Why SU11248 works when Gleevec fails

SU11248, a multi-targeted tyrosine kinase inhibitor, can overcome imatinib (IM) resistance caused by diverse genomic mechanisms in patients (pts) with metastatic gastrointestinal stromal tumor (GIST)

In his presentation last June (see the link above) at the 40th annual meeting of the American Society of Clinical Oncology, Dr. George Demetri speculated on why Pfizer’s SU11248 works where Gleevec fails: — SU11248 could interact differently with structural variants of new kinase mutants in GIST clones resistant to Gleevec. — The simultaneous inhibition of multiple signaling pathways (such as VEGF, in addition to PDGFRA and KIT) by SU11248 may be important for controlling GIST.

Mutations in the c-kit gene (85-90 percent), or a closely related gene, PDGFRA (5 percent), appear to be the primary genetic defects that cause GIST. Mutations typically occur in exon 11 (67 percent) or exon 9 (18 percent) of the c-kit gene. One of the most common forms of resistance to Gleevec appears to be the acquisition of a second mutation in the c-kit gene. In these cases, in addition to the initial primary mutation (typically in exon 11 or exon 9), a second mutation occurs in some tumors.

These secondary mutations typically result in resistance to Gleevec. Secondary mutations have been reported in exons 13, 14, 15, and 17 of the c-kit gene.

While surgery or other intervention, such as radiofrequency ablation (RFA), may be a way to deal with some of these rogue tumors, these approaches may not be feasible due to location, size or other problem. SU11248 appears to have activity against at least some of these secondary mutations.

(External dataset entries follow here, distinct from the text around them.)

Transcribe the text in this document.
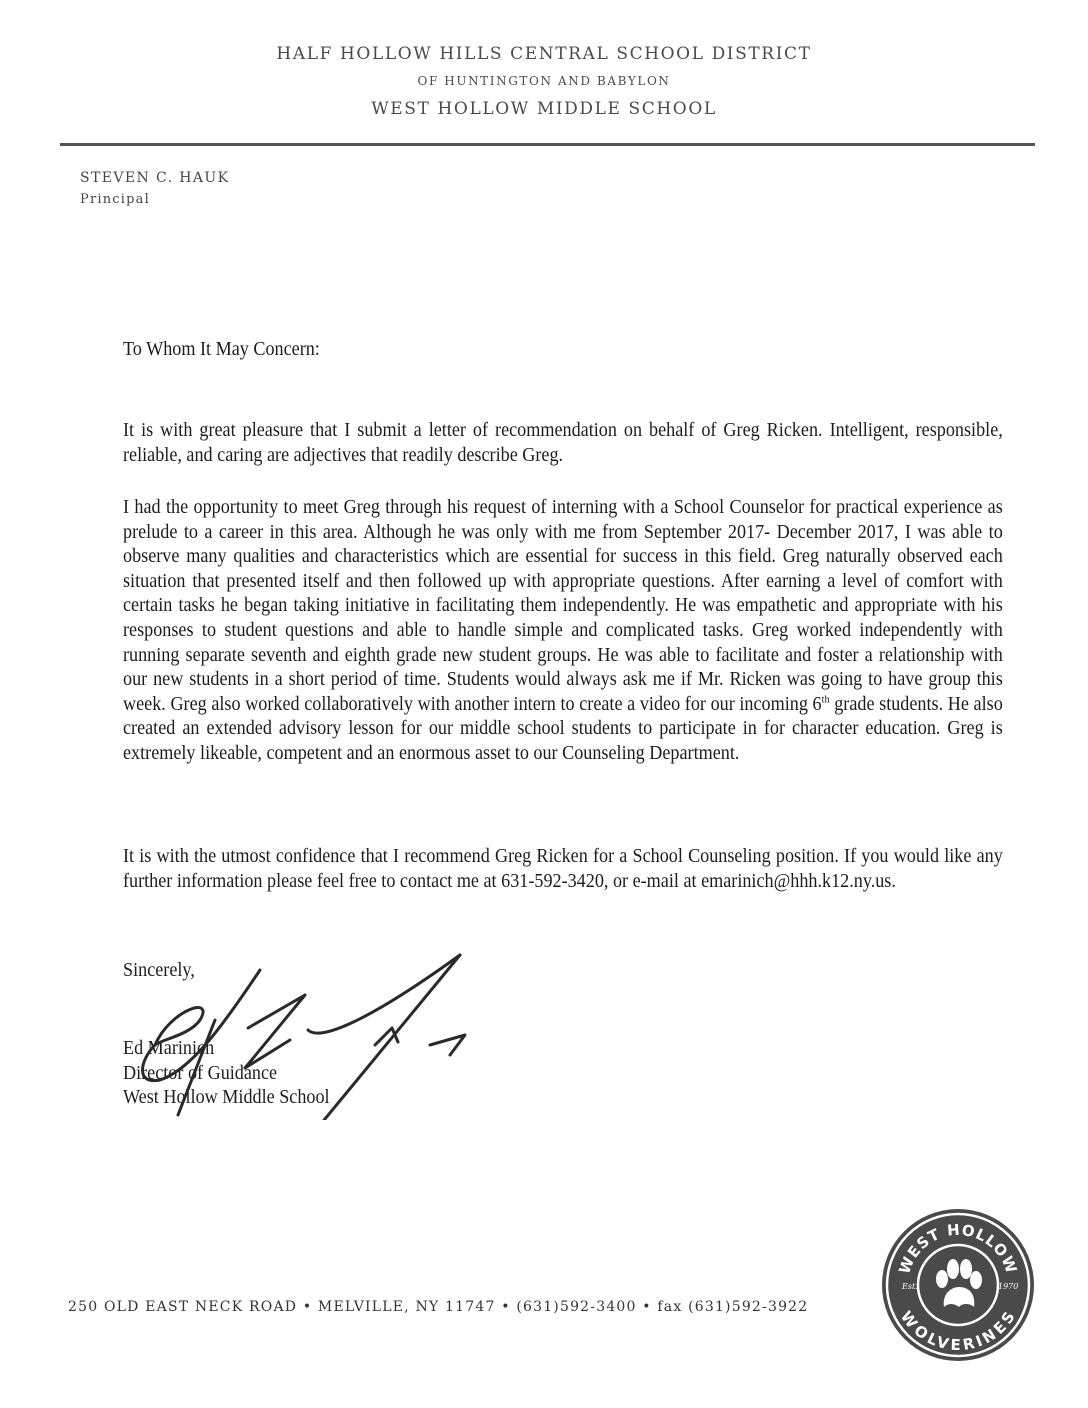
HALF HOLLOW HILLS CENTRAL SCHOOL DISTRICT
OF HUNTINGTON AND BABYLON
WEST HOLLOW MIDDLE SCHOOL
STEVEN C. HAUK
Principal
To Whom It May Concern:
It is with great pleasure that I submit a letter of recommendation on behalf of Greg Ricken. Intelligent, responsible, reliable, and caring are adjectives that readily describe Greg.
I had the opportunity to meet Greg through his request of interning with a School Counselor for practical experience as prelude to a career in this area. Although he was only with me from September 2017- December 2017, I was able to observe many qualities and characteristics which are essential for success in this field. Greg naturally observed each situation that presented itself and then followed up with appropriate questions. After earning a level of comfort with certain tasks he began taking initiative in facilitating them independently. He was empathetic and appropriate with his responses to student questions and able to handle simple and complicated tasks. Greg worked independently with running separate seventh and eighth grade new student groups. He was able to facilitate and foster a relationship with our new students in a short period of time. Students would always ask me if Mr. Ricken was going to have group this week. Greg also worked collaboratively with another intern to create a video for our incoming 6th grade students. He also created an extended advisory lesson for our middle school students to participate in for character education. Greg is extremely likeable, competent and an enormous asset to our Counseling Department.
It is with the utmost confidence that I recommend Greg Ricken for a School Counseling position. If you would like any further information please feel free to contact me at 631-592-3420, or e-mail at emarinich@hhh.k12.ny.us.
Sincerely,
Ed Marinich
Director of Guidance
West Hollow Middle School
250 OLD EAST NECK ROAD • MELVILLE, NY 11747 • (631)592-3400 • fax (631)592-3922
WEST HOLLOW
WOLVERINES
Est.	1970
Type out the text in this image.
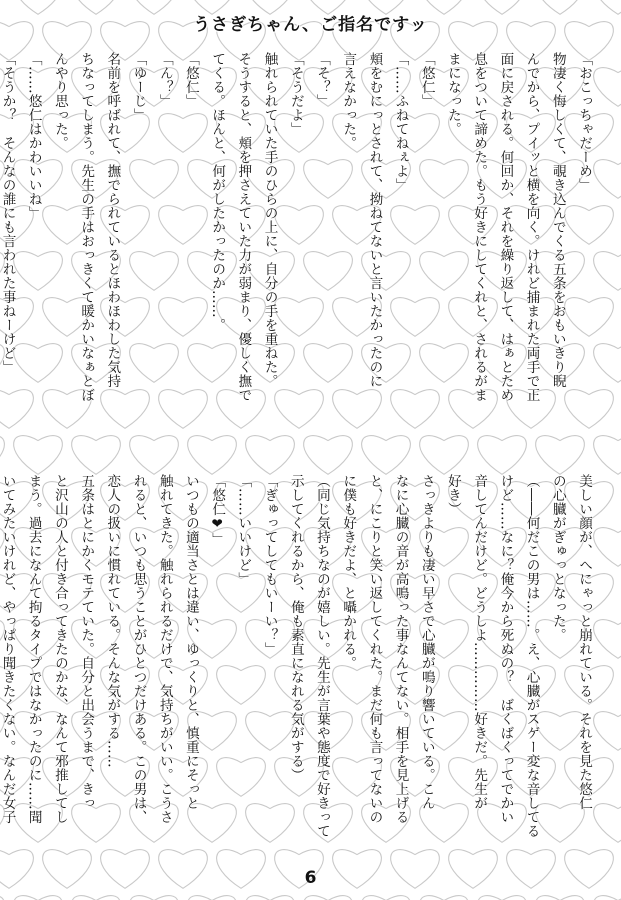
うさぎちゃん、ご指名ですッ
「おこっちゃだーめ」
物凄く悔しくて、覗き込んでくる五条をおもいきり睨
んでから、プイッと横を向く。けれど捕まれた両手で正
面に戻される。何回か、それを繰り返して、はぁとため
息をついて諦めた。もう好きにしてくれと、されるがま
まになった。
「悠仁」
「……ふねてねぇよ」
頬をむにっとされて、拗ねてないと言いたかったのに
言えなかった。
「そ？」
「そうだよ」
触れられていた手のひらの上に、自分の手を重ねた。
そうすると、頬を押さえていた力が弱まり、優しく撫で
てくる。ほんと、何がしたかったのか……。
「悠仁」
「ん？」
「ゆーじ」
名前を呼ばれて、撫でられているとほわほわした気持
ちなってしまう。先生の手はおっきくて暖かいなぁとぼ
んやり思った。
「……悠仁はかわいいね」
「そうか？　そんなの誰にも言われた事ねーけど」
美しい顔が、へにゃっと崩れている。それを見た悠仁
の心臓がぎゅっとなった。
（――何だこの男は……。え、心臓がスゲー変な音してる
けど……なに？俺今から死ぬの？　ばくばくってでかい
音してんだけど。どうしよ……………好きだ。先生が
好き）
さっきよりも凄い早さで心臓が鳴り響いている。こん
なに心臓の音が高鳴った事なんてない。相手を見上げる
と、にこりと笑い返してくれた。まだ何も言ってないの
に僕も好きだよ、と囁かれる。
（同じ気持ちなのが嬉しい。先生が言葉や態度で好きって
示してくれるから、俺も素直になれる気がする）
「ぎゅってしてもいーい？」
「……いいけど」
「悠仁❤」
いつもの適当さとは違い、ゆっくりと、慎重にそっと
触れてきた。触れられるだけで、気持ちがいい。こうさ
れると、いつも思うことがひとつだけある。この男は、
恋人の扱いに慣れている。そんな気がする……
五条はとにかくモテていた。自分と出会うまで、きっ
と沢山の人と付き合ってきたのかな、なんて邪推してし
まう。過去になんて拘るタイプではなかったのに……聞
いてみたいけれど、やっぱり聞きたくない。なんだ女子
6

At the ASCO meeting, Demetri reported that tumors with secondary KIT mutations in exons 13 and 14 were “highly sensitive” to SU11248, with a 56 percent of patients benefiting. Of 16 patients, two had a “RECIST response” (significant shrinkage), and nine had stable disease for at least six months. Demetri found that patients with secondary KIT mutations in exon 17 were less sensitive to SU11248. In this small group, three of eight patients (38 percent) had stable disease lasting at least six months, but there were no RECIST responses.

Treatment with Gleevec is typically more effective in patients with an exon 11 mutation and somewhat less effective in patients with an exon 9 mutation. Interestingly, SU11248 appears to have the opposite activity profile, at least in Gleevec-resistant patients. In these patients, it appears to be more effective in those with exon 9 mutations, with a 40 percent RECIST response and another 40 percent achieving stable disease. It appears to be less effective in Gleevec resistant patients with exon 11 mutations.

Patients without KIT or PDGFRA mutations (called “wild-type” KIT/ PDGFRA), are another group of GIST patients that typically do not respond to Gleevec but seem to benefit from SU11248. In the small group reported at ASCO, four of nine patients had stable disease for at least six months, and one had a RECIST response.